Kiliselere yönelik saldırılar ve Hrant Dink Vakfı’na gönderilen tehdit mesajına ilişkin konuşan Ermeni yazar Murad Mıhçı, bu saldırılarının asıl nedeninin iktidarın kendi gündemini oluşturarak, varlığını sürdürmek olduğunu söyledi
İstanbul Bakırköy’de bulunan Ermenilere ait Dzınunt Surp Asdvadzadzni Kilisesi’nin giriş kapısının kundaklanması ile başlayıp, Beykoz Kuzguncuk semtindeki bir kilisenin haçının sökülmesiye devam eden saldırılar zincirinin son halkası Hrant Dink Vakfı oldu. Vakfa e-mail yoluyla gönderilen mesajda katledilen Dink’in eşi Rakel Dink ve avukatları ölümle tehdit edildi. Kiliselere ve Hrant Dink Vakfı’na yönelik gelişen saldırıları Ermeni yazar Murad Mıhçı Mezopotamya Ajansı’na değerlendirdi.
Her dönem yaşanan saldırılar
Kiliselere yönelik nefret içerikli ve kundaklama saldırılarının hemen her dönem yaşandığını, ancak bazı dönemler bu saldırıların arttığını belirten Mıhçı, daha önce Hrant Dink’in de eğitim gördüğü Ermeni okuluna nefret içerikli yazılama yapıldığını ve bu saldırılarının faillerinin bulunmadığını hatırlattı. Vakfa yönelik yapılan ölüm tehdidi mesajlarının ise, Hrant Dink’in katledilmeden önceki süreçle benzerlik taşıdığını vurgulayan Mıhçı, şu anda da “aynı konseptin devrede olduğunu dile getirdi.
Erdoğan’ın sözleri
Mıhçı, saldırıların arkasında iktidarın nefret ve savaşçı söylemleri olduğunu ifade ederek, Cumhurbaşkanı Tayip Erdoğan’ın, “Ülkemiz içinde sayıları çok azalmış olmakla birlikte hâlâ varlıklarını sürdüren kılıç artığı teröristlerin eylem arayışlarına izin vermiyoruz” sözlerine işaret etti. “Kılıç artığı” söylemi akabinde saldırıların arttığını söyleyen Mıhçı, “Bu söylemler, bu zihniyetteki insanların daha rahat hareket etmesine olanak sağlarken, aynı zamanda saldırıları yapanların serbest bırakılması da Türkiye’deki adalet sisteminin bir nevi özeti oldu” dedi.

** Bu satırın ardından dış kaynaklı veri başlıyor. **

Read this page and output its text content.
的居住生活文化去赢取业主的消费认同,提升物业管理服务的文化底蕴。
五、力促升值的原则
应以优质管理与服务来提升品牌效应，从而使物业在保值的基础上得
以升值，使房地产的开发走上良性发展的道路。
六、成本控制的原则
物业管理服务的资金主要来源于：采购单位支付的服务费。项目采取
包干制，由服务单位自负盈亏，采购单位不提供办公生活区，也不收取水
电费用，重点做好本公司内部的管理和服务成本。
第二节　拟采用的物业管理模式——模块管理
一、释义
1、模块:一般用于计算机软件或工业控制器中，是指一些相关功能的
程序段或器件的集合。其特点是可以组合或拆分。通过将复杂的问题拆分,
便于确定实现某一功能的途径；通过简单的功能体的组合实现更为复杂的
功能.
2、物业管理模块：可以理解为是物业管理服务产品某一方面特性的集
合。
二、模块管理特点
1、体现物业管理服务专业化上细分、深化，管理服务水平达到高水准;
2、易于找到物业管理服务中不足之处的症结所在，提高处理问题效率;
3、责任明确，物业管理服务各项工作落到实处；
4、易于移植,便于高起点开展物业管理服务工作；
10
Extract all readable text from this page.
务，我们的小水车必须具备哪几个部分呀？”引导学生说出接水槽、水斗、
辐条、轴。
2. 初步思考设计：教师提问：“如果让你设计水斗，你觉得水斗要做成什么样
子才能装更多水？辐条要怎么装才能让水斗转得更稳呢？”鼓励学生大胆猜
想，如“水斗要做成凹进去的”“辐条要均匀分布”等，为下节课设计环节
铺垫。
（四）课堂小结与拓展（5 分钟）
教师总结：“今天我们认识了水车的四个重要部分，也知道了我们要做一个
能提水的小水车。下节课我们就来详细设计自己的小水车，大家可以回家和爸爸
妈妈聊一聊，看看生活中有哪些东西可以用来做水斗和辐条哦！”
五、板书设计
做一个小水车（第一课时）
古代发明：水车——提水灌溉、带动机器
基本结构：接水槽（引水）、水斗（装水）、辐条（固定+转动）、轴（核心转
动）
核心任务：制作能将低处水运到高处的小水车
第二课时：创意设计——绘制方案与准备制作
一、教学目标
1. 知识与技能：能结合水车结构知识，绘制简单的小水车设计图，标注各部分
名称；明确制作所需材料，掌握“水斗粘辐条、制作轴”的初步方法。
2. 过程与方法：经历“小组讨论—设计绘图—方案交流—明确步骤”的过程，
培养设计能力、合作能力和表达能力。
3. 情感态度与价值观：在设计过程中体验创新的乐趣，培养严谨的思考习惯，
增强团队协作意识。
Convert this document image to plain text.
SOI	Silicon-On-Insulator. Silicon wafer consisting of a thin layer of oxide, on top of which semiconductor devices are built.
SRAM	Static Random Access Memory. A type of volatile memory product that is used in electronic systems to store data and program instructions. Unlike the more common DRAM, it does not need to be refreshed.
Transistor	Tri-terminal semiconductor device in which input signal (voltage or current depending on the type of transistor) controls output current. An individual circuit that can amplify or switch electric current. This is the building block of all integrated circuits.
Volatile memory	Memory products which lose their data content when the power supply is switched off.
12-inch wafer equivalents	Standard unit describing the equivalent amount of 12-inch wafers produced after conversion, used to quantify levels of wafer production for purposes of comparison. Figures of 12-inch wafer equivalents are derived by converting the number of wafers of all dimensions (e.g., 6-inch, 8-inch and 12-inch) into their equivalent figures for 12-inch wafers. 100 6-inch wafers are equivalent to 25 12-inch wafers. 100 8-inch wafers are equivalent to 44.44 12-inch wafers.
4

Tekçi politikaların ısrarı
Ermenilere ait kiliseler ile birlikte cemevleri ve mezarlara uzanan saldırıların nereye uzanacağını merak ettiğini dile getiren Mıhçı, Vakfa yönelik “kardeş masalları” tehdidini anımsatarak, bu saldırılarının asıl nedeninin iktidarın kendi gündemini oluşturarak, “düşmanlaştırma politikası” üzerinden varlığını sürdürmek olduğunu kaydetti. Vakfa yönelik tehdit mesajlarının içeriğinin iyi okunması gerektiğinin altını çizen Mıhçı, özellikle “ülkeyi terk edin” mesajının geri kalan Ermenileri ve azınlıkları korkutma amacı taşıdığını, bunun azınlıkları yurt dışına göndertip tekçi politikaların sürdürülmesindeki ısrar olarak değerlendirmesi gerektiğini vurguladı.
‘Yan yana durursak, bu saldırgan zihniyeti yenebiliriz’
Mıhçı, “Ama şöyle bir gerçek de var; 1915’ten sonra sayımız çok azaldı. Ama buranın yerli, en kadım halklarındanız. İnatla gerçekleri söylemeye, bu toplumun barışını inşa etmek için çabalayan bireyler olarak Hrant Dink Vakfı’ndaki arkadaşlarımız ile birlikte diğer özgür düşüncede olan ve gerçekleri söylemekten kaçınmayan insanlarla mücadeleye etmeye devam edeceğiz. Bu saldıralar bizi korkutup da bir adım geri attırmayacak. Aksine biz daha bir birlik olacağız. Halklar olarak hep birlikte yan yana durursak, bu saldırgan zihniyeti yenmek çok zor olmayacak” dedi.